When i go to the library with Sam my 4 year old daughter we love to look through the cook book's, she picks through the brightly coloured ones or ones with cup cakes on the covers, were i tend to look for book's i will be able to get ideas from IE: budget cooking. Point in case tonight i made, Red beans & rice, i got this recipe from THE $ SMART COOK put out by the Australian women's weekly.
A popular magazine here in Australia.
I tried this recipe because i had most of the ingredients in my store cupboard & what i didn't have i just substituted, which is what i mean by getting ideas from books.

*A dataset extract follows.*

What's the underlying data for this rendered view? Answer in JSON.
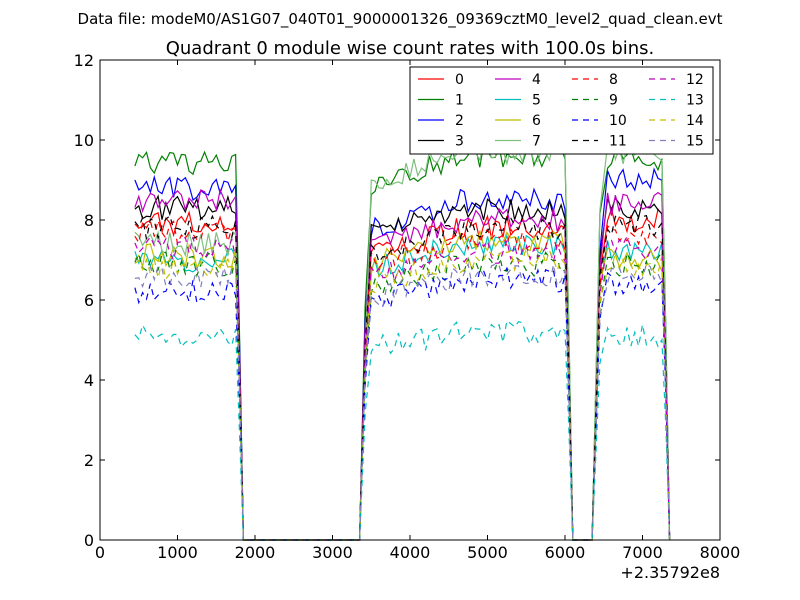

I tend to do what will suit my family. Shock horror Sam ate her dinner (she's a fussy eater). here is the recipe
RED BEANS & RICE
(130g) chopped bacon
(150g)chopped brown onion (I used red)
1 small red capsicum (I didn't have one )
2 cloves garlic,crushed
1 tbs tomato paste
1 tsp smoked paprika(i used chili powder)
1 tbs red wine vinegar
2 cups white long-grain rice (i used basmati)
1 bay leaf
1 cup chicken stock
2 1/4 cup's water
400g can kidney beans, rinsed,drained
1/2 cup frozen corn kernels
1 tablespoon lime juice
1, In a large pot fry bacon till cooked then add onion, capsicum & garlic cook till capsicum is soft.
2, Add paste, vinegar & paprika, stirring for a minute. Add rice stirring for about 2 minute's.
3, Add bay leaf, stock, water & beans bring to the boil, then cover reduce heat to simmer for 20 minutes.
4, Add corn, mix then leave to stand covered for 5 min stir in juice and serve.